It turned out that finding a replacement for the COPS chip in the Lisa was not as difficult as I'd anticipated, although I also think I was just startlingly lucky in my timing. The person I bought the Lisa from originally actually volunteered one to me, and I bought a replacement for the uncovered EPROM from him at the same time. The COPS chip arrived today and I wasted no time putting it into place. Here we go, much better.
Here's the whole I/O board, with the new disk EPROM and new COPS chip.
Eager with anticipation, I plugged the Lisa in. Before, as soon as I plugged it in, the Lisa powered up and gave me the COPS error 52. This time, when I plugged it in, I got this:
FanTASTic! This is actually exactly what I wanted to see. The COPS chip controls the keyboard, the mouse, and the software for the power circuit. The fact that that Lisa was powering on unprompted before was a direct symptom of having a faulty (or, in this case, missing) COPS chip. So, I hit the power button, and...no more error 52.
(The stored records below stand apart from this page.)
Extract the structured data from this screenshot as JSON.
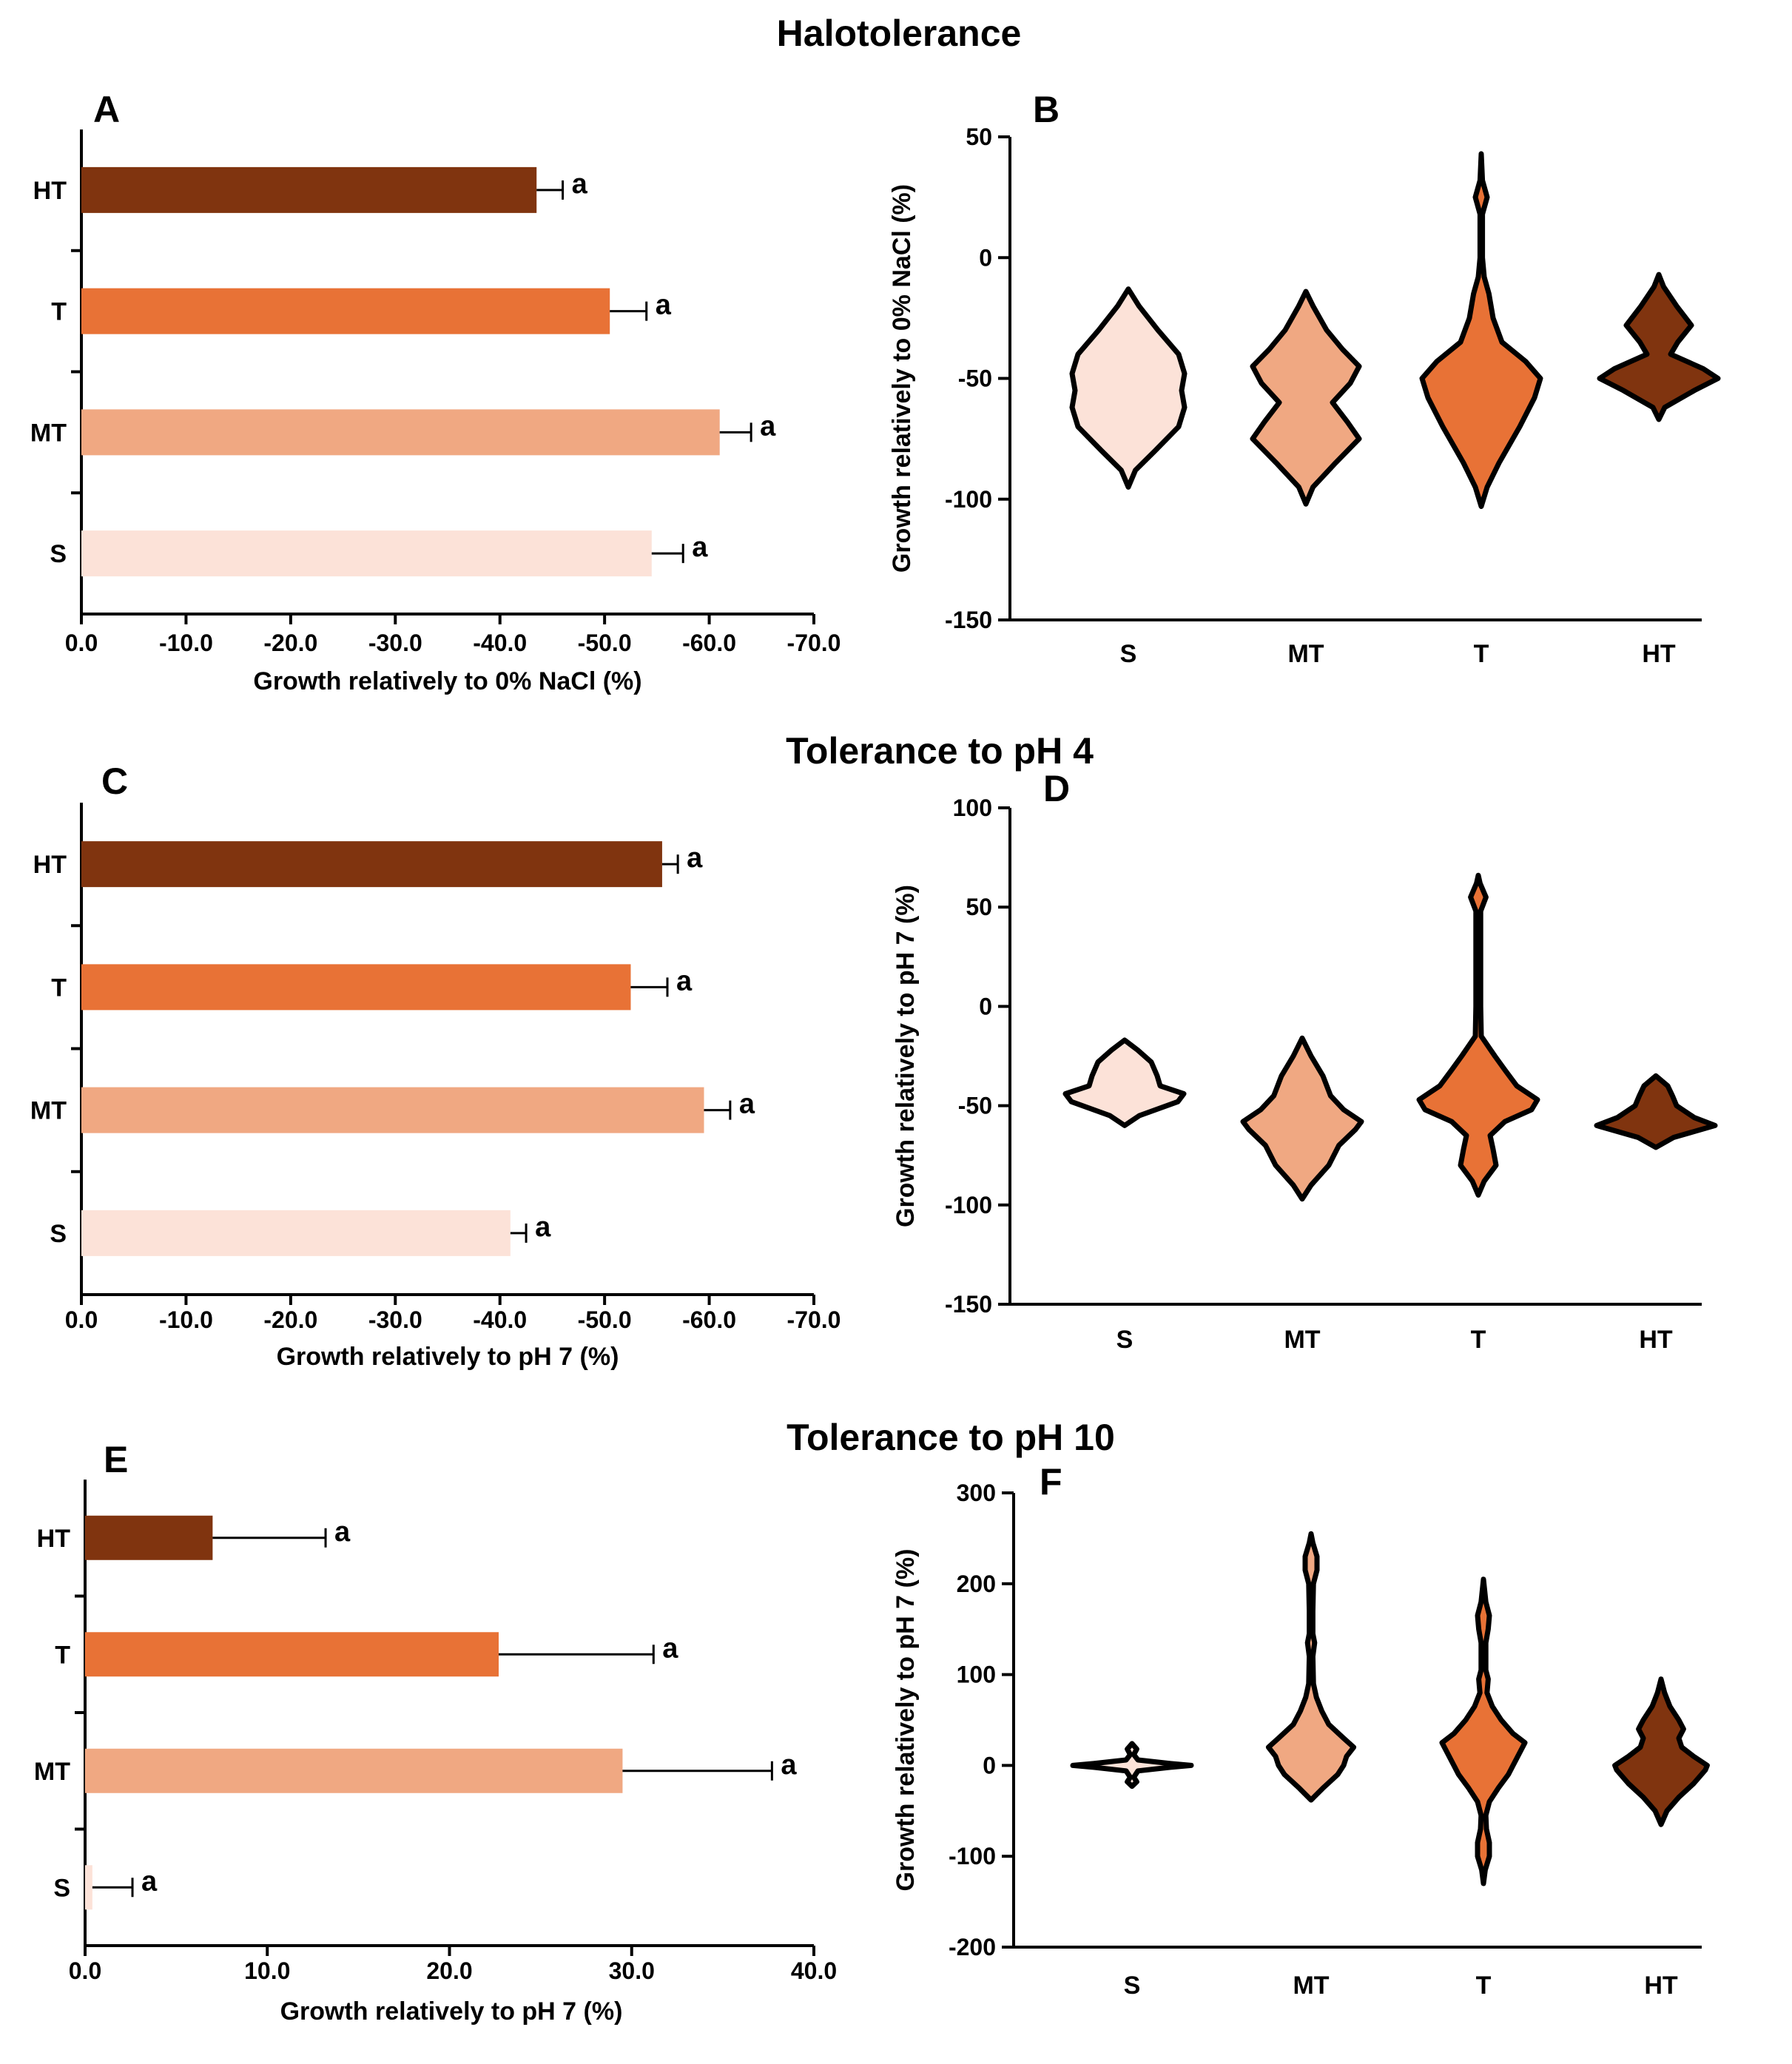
{
  "colors": {
    "S": "#fce2d8",
    "MT": "#f0a882",
    "T": "#e87236",
    "HT": "#80340f"
  },
  "sections": [
    {
      "title": "Halotolerance"
    },
    {
      "title": "Tolerance to pH 4"
    },
    {
      "title": "Tolerance to pH 10"
    }
  ],
  "chart_data": [
    {
      "panel": "A",
      "type": "bar",
      "orientation": "horizontal",
      "categories": [
        "HT",
        "T",
        "MT",
        "S"
      ],
      "values": [
        -43.5,
        -50.5,
        -61.0,
        -54.5
      ],
      "errors": [
        2.5,
        3.5,
        3.0,
        3.0
      ],
      "significance": [
        "a",
        "a",
        "a",
        "a"
      ],
      "xlabel": "Growth relatively to 0% NaCl (%)",
      "xlim": [
        0,
        -70
      ],
      "xticks": [
        0,
        -10,
        -20,
        -30,
        -40,
        -50,
        -60,
        -70
      ],
      "xtick_labels": [
        "0.0",
        "-10.0",
        "-20.0",
        "-30.0",
        "-40.0",
        "-50.0",
        "-60.0",
        "-70.0"
      ]
    },
    {
      "panel": "B",
      "type": "violin",
      "categories": [
        "S",
        "MT",
        "T",
        "HT"
      ],
      "ylabel": "Growth relatively to 0% NaCl (%)",
      "ylim": [
        -150,
        50
      ],
      "yticks": [
        50,
        0,
        -50,
        -100,
        -150
      ],
      "ytick_labels": [
        "50",
        "0",
        "-50",
        "-100",
        "-150"
      ],
      "distributions": [
        {
          "name": "S",
          "min": -95,
          "max": -13,
          "profile": [
            [
              -95,
              0
            ],
            [
              -88,
              0.12
            ],
            [
              -80,
              0.45
            ],
            [
              -70,
              0.85
            ],
            [
              -62,
              0.95
            ],
            [
              -55,
              0.9
            ],
            [
              -48,
              0.95
            ],
            [
              -40,
              0.85
            ],
            [
              -30,
              0.5
            ],
            [
              -20,
              0.18
            ],
            [
              -13,
              0
            ]
          ]
        },
        {
          "name": "MT",
          "min": -102,
          "max": -14,
          "profile": [
            [
              -102,
              0
            ],
            [
              -95,
              0.12
            ],
            [
              -85,
              0.5
            ],
            [
              -75,
              0.9
            ],
            [
              -68,
              0.7
            ],
            [
              -60,
              0.45
            ],
            [
              -52,
              0.75
            ],
            [
              -45,
              0.9
            ],
            [
              -38,
              0.62
            ],
            [
              -30,
              0.35
            ],
            [
              -20,
              0.12
            ],
            [
              -14,
              0
            ]
          ]
        },
        {
          "name": "T",
          "min": -103,
          "max": 43,
          "profile": [
            [
              -103,
              0
            ],
            [
              -95,
              0.1
            ],
            [
              -85,
              0.3
            ],
            [
              -70,
              0.65
            ],
            [
              -58,
              0.9
            ],
            [
              -50,
              1.0
            ],
            [
              -43,
              0.75
            ],
            [
              -35,
              0.35
            ],
            [
              -25,
              0.2
            ],
            [
              -15,
              0.13
            ],
            [
              -8,
              0.05
            ],
            [
              0,
              0.02
            ],
            [
              10,
              0.02
            ],
            [
              18,
              0.02
            ],
            [
              25,
              0.1
            ],
            [
              32,
              0.02
            ],
            [
              43,
              0
            ]
          ]
        },
        {
          "name": "HT",
          "min": -67,
          "max": -7,
          "profile": [
            [
              -67,
              0
            ],
            [
              -62,
              0.1
            ],
            [
              -55,
              0.6
            ],
            [
              -50,
              1.0
            ],
            [
              -46,
              0.75
            ],
            [
              -40,
              0.2
            ],
            [
              -35,
              0.32
            ],
            [
              -28,
              0.55
            ],
            [
              -20,
              0.3
            ],
            [
              -12,
              0.08
            ],
            [
              -7,
              0
            ]
          ]
        }
      ]
    },
    {
      "panel": "C",
      "type": "bar",
      "orientation": "horizontal",
      "categories": [
        "HT",
        "T",
        "MT",
        "S"
      ],
      "values": [
        -55.5,
        -52.5,
        -59.5,
        -41.0
      ],
      "errors": [
        1.5,
        3.5,
        2.5,
        1.5
      ],
      "significance": [
        "a",
        "a",
        "a",
        "a"
      ],
      "xlabel": "Growth relatively to pH 7 (%)",
      "xlim": [
        0,
        -70
      ],
      "xticks": [
        0,
        -10,
        -20,
        -30,
        -40,
        -50,
        -60,
        -70
      ],
      "xtick_labels": [
        "0.0",
        "-10.0",
        "-20.0",
        "-30.0",
        "-40.0",
        "-50.0",
        "-60.0",
        "-70.0"
      ]
    },
    {
      "panel": "D",
      "type": "violin",
      "categories": [
        "S",
        "MT",
        "T",
        "HT"
      ],
      "ylabel": "Growth relatively to pH 7 (%)",
      "ylim": [
        -150,
        100
      ],
      "yticks": [
        100,
        50,
        0,
        -50,
        -100,
        -150
      ],
      "ytick_labels": [
        "100",
        "50",
        "0",
        "-50",
        "-100",
        "-150"
      ],
      "distributions": [
        {
          "name": "S",
          "min": -60,
          "max": -17,
          "profile": [
            [
              -60,
              0
            ],
            [
              -55,
              0.25
            ],
            [
              -48,
              0.9
            ],
            [
              -44,
              1.0
            ],
            [
              -40,
              0.6
            ],
            [
              -35,
              0.55
            ],
            [
              -28,
              0.45
            ],
            [
              -22,
              0.22
            ],
            [
              -17,
              0
            ]
          ]
        },
        {
          "name": "MT",
          "min": -97,
          "max": -16,
          "profile": [
            [
              -97,
              0
            ],
            [
              -90,
              0.15
            ],
            [
              -80,
              0.45
            ],
            [
              -70,
              0.62
            ],
            [
              -62,
              0.9
            ],
            [
              -58,
              1.0
            ],
            [
              -52,
              0.7
            ],
            [
              -45,
              0.48
            ],
            [
              -35,
              0.35
            ],
            [
              -25,
              0.15
            ],
            [
              -16,
              0
            ]
          ]
        },
        {
          "name": "T",
          "min": -95,
          "max": 66,
          "profile": [
            [
              -95,
              0
            ],
            [
              -88,
              0.1
            ],
            [
              -80,
              0.3
            ],
            [
              -72,
              0.25
            ],
            [
              -65,
              0.2
            ],
            [
              -58,
              0.45
            ],
            [
              -52,
              0.9
            ],
            [
              -47,
              1.0
            ],
            [
              -40,
              0.65
            ],
            [
              -32,
              0.45
            ],
            [
              -25,
              0.28
            ],
            [
              -15,
              0.05
            ],
            [
              0,
              0.04
            ],
            [
              20,
              0.04
            ],
            [
              40,
              0.04
            ],
            [
              48,
              0.04
            ],
            [
              55,
              0.13
            ],
            [
              62,
              0.03
            ],
            [
              66,
              0
            ]
          ]
        },
        {
          "name": "HT",
          "min": -71,
          "max": -35,
          "profile": [
            [
              -71,
              0
            ],
            [
              -66,
              0.3
            ],
            [
              -60,
              1.0
            ],
            [
              -56,
              0.65
            ],
            [
              -50,
              0.35
            ],
            [
              -45,
              0.28
            ],
            [
              -40,
              0.2
            ],
            [
              -35,
              0
            ]
          ]
        }
      ]
    },
    {
      "panel": "E",
      "type": "bar",
      "orientation": "horizontal",
      "categories": [
        "HT",
        "T",
        "MT",
        "S"
      ],
      "values": [
        7.0,
        22.7,
        29.5,
        0.4
      ],
      "errors": [
        6.2,
        8.5,
        8.2,
        2.2
      ],
      "significance": [
        "a",
        "a",
        "a",
        "a"
      ],
      "xlabel": "Growth  relatively to pH 7 (%)",
      "xlim": [
        0,
        40
      ],
      "xticks": [
        0,
        10,
        20,
        30,
        40
      ],
      "xtick_labels": [
        "0.0",
        "10.0",
        "20.0",
        "30.0",
        "40.0"
      ]
    },
    {
      "panel": "F",
      "type": "violin",
      "categories": [
        "S",
        "MT",
        "T",
        "HT"
      ],
      "ylabel": "Growth  relatively to pH 7 (%)",
      "ylim": [
        -200,
        300
      ],
      "yticks": [
        300,
        200,
        100,
        0,
        -100,
        -200
      ],
      "ytick_labels": [
        "300",
        "200",
        "100",
        "0",
        "-100",
        "-200"
      ],
      "distributions": [
        {
          "name": "S",
          "min": -23,
          "max": 24,
          "profile": [
            [
              -23,
              0
            ],
            [
              -18,
              0.08
            ],
            [
              -13,
              0.03
            ],
            [
              -6,
              0.1
            ],
            [
              -2,
              0.65
            ],
            [
              0,
              1.0
            ],
            [
              2,
              0.65
            ],
            [
              6,
              0.1
            ],
            [
              12,
              0.03
            ],
            [
              18,
              0.08
            ],
            [
              24,
              0
            ]
          ]
        },
        {
          "name": "MT",
          "min": -38,
          "max": 255,
          "profile": [
            [
              -38,
              0
            ],
            [
              -25,
              0.2
            ],
            [
              -10,
              0.45
            ],
            [
              0,
              0.55
            ],
            [
              10,
              0.6
            ],
            [
              20,
              0.72
            ],
            [
              30,
              0.55
            ],
            [
              45,
              0.3
            ],
            [
              60,
              0.18
            ],
            [
              75,
              0.09
            ],
            [
              90,
              0.04
            ],
            [
              120,
              0.03
            ],
            [
              135,
              0.06
            ],
            [
              145,
              0.03
            ],
            [
              170,
              0.03
            ],
            [
              200,
              0.04
            ],
            [
              215,
              0.1
            ],
            [
              230,
              0.1
            ],
            [
              245,
              0.03
            ],
            [
              255,
              0
            ]
          ]
        },
        {
          "name": "T",
          "min": -130,
          "max": 205,
          "profile": [
            [
              -130,
              0
            ],
            [
              -115,
              0.03
            ],
            [
              -100,
              0.1
            ],
            [
              -85,
              0.1
            ],
            [
              -70,
              0.05
            ],
            [
              -55,
              0.04
            ],
            [
              -40,
              0.1
            ],
            [
              -25,
              0.25
            ],
            [
              -10,
              0.42
            ],
            [
              0,
              0.5
            ],
            [
              15,
              0.62
            ],
            [
              25,
              0.7
            ],
            [
              35,
              0.5
            ],
            [
              50,
              0.3
            ],
            [
              65,
              0.15
            ],
            [
              80,
              0.06
            ],
            [
              95,
              0.08
            ],
            [
              105,
              0.04
            ],
            [
              120,
              0.04
            ],
            [
              135,
              0.04
            ],
            [
              150,
              0.08
            ],
            [
              165,
              0.1
            ],
            [
              180,
              0.04
            ],
            [
              205,
              0
            ]
          ]
        },
        {
          "name": "HT",
          "min": -65,
          "max": 95,
          "profile": [
            [
              -65,
              0
            ],
            [
              -50,
              0.1
            ],
            [
              -35,
              0.3
            ],
            [
              -20,
              0.55
            ],
            [
              -5,
              0.75
            ],
            [
              0,
              0.78
            ],
            [
              10,
              0.55
            ],
            [
              20,
              0.35
            ],
            [
              30,
              0.3
            ],
            [
              40,
              0.38
            ],
            [
              50,
              0.3
            ],
            [
              65,
              0.15
            ],
            [
              80,
              0.06
            ],
            [
              95,
              0
            ]
          ]
        }
      ]
    }
  ]
}
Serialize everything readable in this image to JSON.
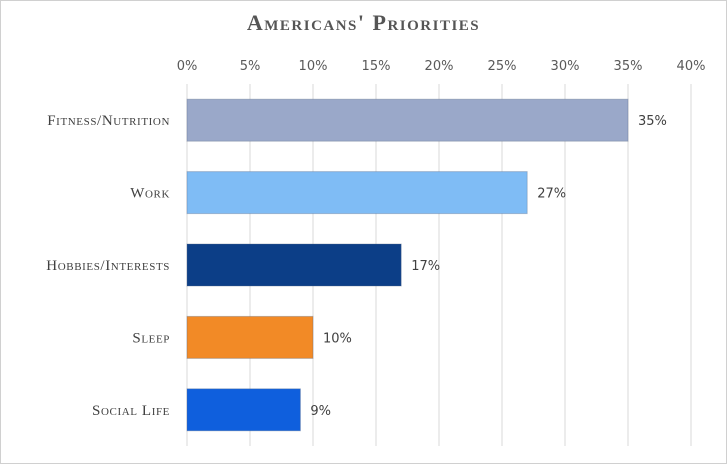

Now I have a memory error in memory board 1, but I'm past the COPS error. Not only that, but the mouse works.
I moved it over and clicked on "Continue", which, despite the error, was an allowable option.
I put the boot disk I have into the drive, which it appeared to accept with the usual noises. The Lisa gave reading the disk a go for a little while.
And then just spat the disk back out. I'm not sure it is expected to work, who knows what condition the disk is in or whether it is even a suitable boot disk. It claims to be a Mac 512 boot disk, after all.
The RAM error I'm getting indicates that the most likely problem is that one (or more) of these chips is bad.
Ouch. Worse, these chips are not socketed, they are soldered right to the board. Not so easy to replace.
There is, it appears, a trick to determining which RAM chip is bad, as reported on Tezza's Classic Computers blog, which involves taking the Lisa into service mode and looking at one of the memory locations. Getting the Lisa into service mode involves pressing Apple-S at an appropriate moment. However, this leads to the next problem I have: the keyboard doesn't work. It's not that it entirely doesn't work, it's just that, as far as I can tell, only one key does anything. This is the "key" that does something: the stem where W was supposed to be.
And what it does is this: it teleports the mouse cursor about a quarter of the way down the screen. But there's no way to enter service mode with the keyboard in the state that it is in. It could be that replacing the pads will help, or it could be that this keyboard just needs to be replaced in its entirety. That's not a cheap proposition, but it is, at least at the time I'm writing this, a possible one. They do exist for sale, they just cost a lot.
Here's a movie of the Lisa starting up, and demonstrating the weird cursor teleport behavior. It's a bit hard to see anything on the screen because it is overexposed, but you can see the mouse cursor jumping down as I hit the "W" key.
So... not there yet, and it's probably going to cost me a bit to get there, but progress is being made.